Linda Parry: Ooh, what do we have here?
Visitor: This is in the family. We believe it's early Victorian. My mother's side of the family came from the Welsh borders, if that is of any help to you.
Linda Parry: It's actually rather an unusual shape. There's lots of different variation.
Visitor: We believe it's from the early eighteen hundreds. We've got no provenance or anything, it's just information that has been passed down.
Linda Parry: It's very large. The fact that it's large means it's almost certainly later rather than early 19th Century.
Visitor: And what is the material?
Linda Parry: It's a fine cotton gauze.
Visitor: A fine cotton gauze. OK.
Linda Parry: And it's certainly British production and the colouring is very British as well. The whole shawl industry is really very interesting in Britain because when it started out the most popular ones were woven, which were very expensive. And they copied the Indian, the Kashmir shawls, which were being imported into the country. But the actual printing industry in Britain, which was centred on Lancashire, certainly produced a lot of these things but there were also printed in other parts of Britain. So there was quite a big industry for the 30 or 40 years when shawls were really, really popular. So shawls and crinolines, shawls and wide skirts, go very much together.
Visitor: Might it have been something that you might have worn around the skirt?
Linda Parry: I think it would work. If you see it in terms of this being mid-way round your back. In fact, would you mind just trying?
Visitor: No, not at all.
Linda Parry: If you think you've got a massively wide skirt on.
Linda Parry: And this over there and that over there. And then this literally just sits on the crinoline.
Visitor: Yes, I see what you mean.
Linda Parry: And what it does... So it does fall quite well and if we do it like this, you've got a massive wide skirt. What it does do is that semi-circle I was talking about. So you get this rather nice semi-circular effect draping down the skirt. And the skirt would have been very wide.
Visitor: Yes. It's just so fine, isn't it? It's so lovely.
Linda Parry: It's very nicely done - it's very beautifully printed. But it could have come from Scotland there were certainly printing concerns doing shawls in Scotland but also the Lancashire trade as well.
Visitor: And do you think they drew their inspiration from the Indian weaves?

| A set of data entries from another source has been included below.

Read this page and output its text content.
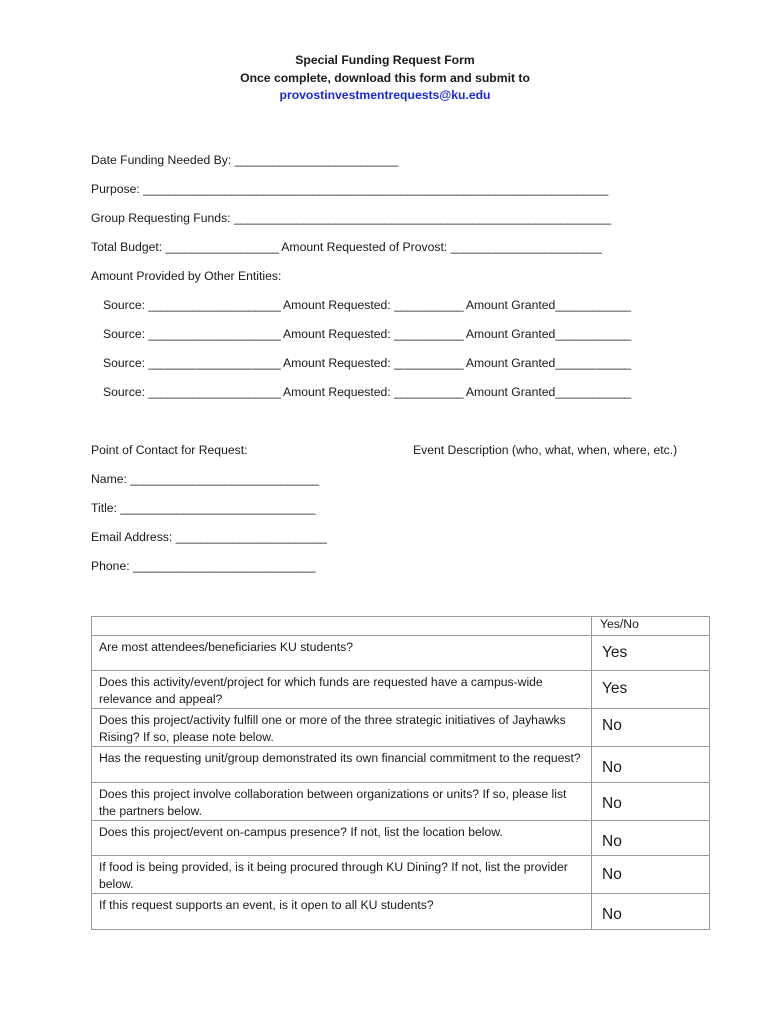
Special Funding Request Form
Once complete, download this form and submit to
provostinvestmentrequests@ku.edu
Date Funding Needed By: __________________________
Purpose: __________________________________________________________________________
Group Requesting Funds: ____________________________________________________________
Total Budget: __________________ Amount Requested of Provost: ________________________
Amount Provided by Other Entities:
Source: _____________________ Amount Requested: ___________ Amount Granted____________
Source: _____________________ Amount Requested: ___________ Amount Granted____________
Source: _____________________ Amount Requested: ___________ Amount Granted____________
Source: _____________________ Amount Requested: ___________ Amount Granted____________
Point of Contact for Request:	Event Description (who, what, when, where, etc.)
Name: ______________________________
Title: _______________________________
Email Address: ________________________
Phone: _____________________________
	Yes/No
Are most attendees/beneficiaries KU students?	Yes
Does this activity/event/project for which funds are requested have a campus-wide relevance and appeal?	Yes
Does this project/activity fulfill one or more of the three strategic initiatives of Jayhawks Rising? If so, please note below.	No
Has the requesting unit/group demonstrated its own financial commitment to the request?	No
Does this project involve collaboration between organizations or units? If so, please list the partners below.	No
Does this project/event on-campus presence? If not, list the location below.	No
If food is being provided, is it being procured through KU Dining? If not, list the provider below.	No
If this request supports an event, is it open to all KU students?	No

Linda Parry: Yes. All the motifs copy Kashmiri motifs, such as the Boteh, which is what we think of as the traditional paisley shape. It would have been a substantial purchase in itself, and something you would have treasured for a long time.

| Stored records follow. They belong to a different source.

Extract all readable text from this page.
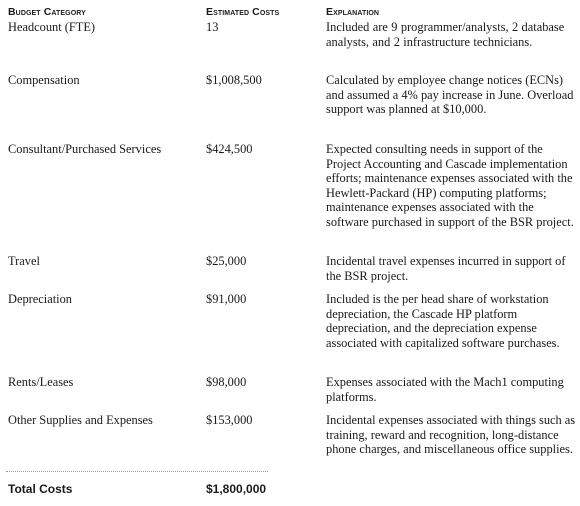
Budget Category	Estimated Costs	Explanation
Headcount (FTE)	13	Included are 9 programmer/analysts, 2 database analysts, and 2 infrastructure technicians.
Compensation	$1,008,500	Calculated by employee change notices (ECNs) and assumed a 4% pay increase in June. Overload support was planned at $10,000.
Consultant/Purchased Services	$424,500	Expected consulting needs in support of the Project Accounting and Cascade implementation efforts; maintenance expenses associated with the Hewlett-Packard (HP) computing platforms; maintenance expenses associated with the software purchased in support of the BSR project.
Travel	$25,000	Incidental travel expenses incurred in support of the BSR project.
Depreciation	$91,000	Included is the per head share of workstation depreciation, the Cascade HP platform depreciation, and the depreciation expense associated with capitalized software purchases.
Rents/Leases	$98,000	Expenses associated with the Mach1 computing platforms.
Other Supplies and Expenses	$153,000	Incidental expenses associated with things such as training, reward and recognition, long-distance phone charges, and miscellaneous office supplies.
Total Costs	$1,800,000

Visitor: Is this a piece that the Museum might be interested in housing?
Linda Parry: Well, we do actually have a really, really good, comprehensive collection of shawls. But I do think it is of museum standard. So it would be a very interesting acquisition for the right collection.
Visitor: Well, we would be delighted to donate it to a collection.

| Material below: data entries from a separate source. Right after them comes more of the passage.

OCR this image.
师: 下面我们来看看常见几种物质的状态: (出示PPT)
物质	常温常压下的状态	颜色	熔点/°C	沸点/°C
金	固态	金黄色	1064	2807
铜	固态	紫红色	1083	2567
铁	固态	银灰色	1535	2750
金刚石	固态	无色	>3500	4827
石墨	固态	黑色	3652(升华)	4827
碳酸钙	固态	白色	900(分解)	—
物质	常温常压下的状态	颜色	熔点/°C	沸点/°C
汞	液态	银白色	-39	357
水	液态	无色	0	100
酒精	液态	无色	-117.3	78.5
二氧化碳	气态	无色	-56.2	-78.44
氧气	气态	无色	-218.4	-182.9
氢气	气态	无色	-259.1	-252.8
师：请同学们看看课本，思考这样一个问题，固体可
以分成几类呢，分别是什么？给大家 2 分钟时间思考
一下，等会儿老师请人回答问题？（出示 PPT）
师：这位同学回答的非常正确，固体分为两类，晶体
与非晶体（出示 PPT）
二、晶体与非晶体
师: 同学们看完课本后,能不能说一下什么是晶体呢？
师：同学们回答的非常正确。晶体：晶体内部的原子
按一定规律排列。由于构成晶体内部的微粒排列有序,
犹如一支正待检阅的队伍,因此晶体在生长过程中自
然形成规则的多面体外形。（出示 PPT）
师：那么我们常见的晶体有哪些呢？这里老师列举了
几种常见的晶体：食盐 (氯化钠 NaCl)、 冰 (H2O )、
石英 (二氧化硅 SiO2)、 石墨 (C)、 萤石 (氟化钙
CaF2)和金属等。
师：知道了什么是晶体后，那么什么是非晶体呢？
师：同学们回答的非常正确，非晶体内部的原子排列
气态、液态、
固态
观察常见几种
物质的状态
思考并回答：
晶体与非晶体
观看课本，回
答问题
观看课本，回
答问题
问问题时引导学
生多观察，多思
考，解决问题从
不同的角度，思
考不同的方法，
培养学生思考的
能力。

Linda Parry: Well, we need to think who we should suggest, Lucy. The main dress collections in Britain are in Manchester, and Bath and in London. And I would have thought that if either the Museum of Costume in Bath, or in Manchester, don't have a shawl of this type they might well be interested.
Linda Parry: But we could certainly let you have the names and addresses of colleagues.
Visitor: I'd be delighted if you could. That would be wonderful.
Lucy Pratt: We've got a list you can have.
Visitor: That would be wonderful. And that's something I could take away this afternoon? That's fantastic Lucy, thank you.
That's wonderful, thank you very much indeed.
Linda Parry: Pleasure.
Visitor: And thank you for your time today.
Museum Staff: This is a list of related dress collections in the country. We have London and the Southeast, and other parts of the country.
Visitor: That's very comprehensive isn't it?
Visitor: I found it very useful indeed. Also, even if it amounts to nothing at the end of the day in terms of finding it a happy home, which is what I'd like to find, I think it's nice from my grandmother's point of view, that down through the generations we are still showing an interest in pieces that belonged to the family and the fact that the Museum has also shown an interest.
Visitor: That's fantastic. Thank you so much for your help. I've got plenty to do now. Thank you. Bye!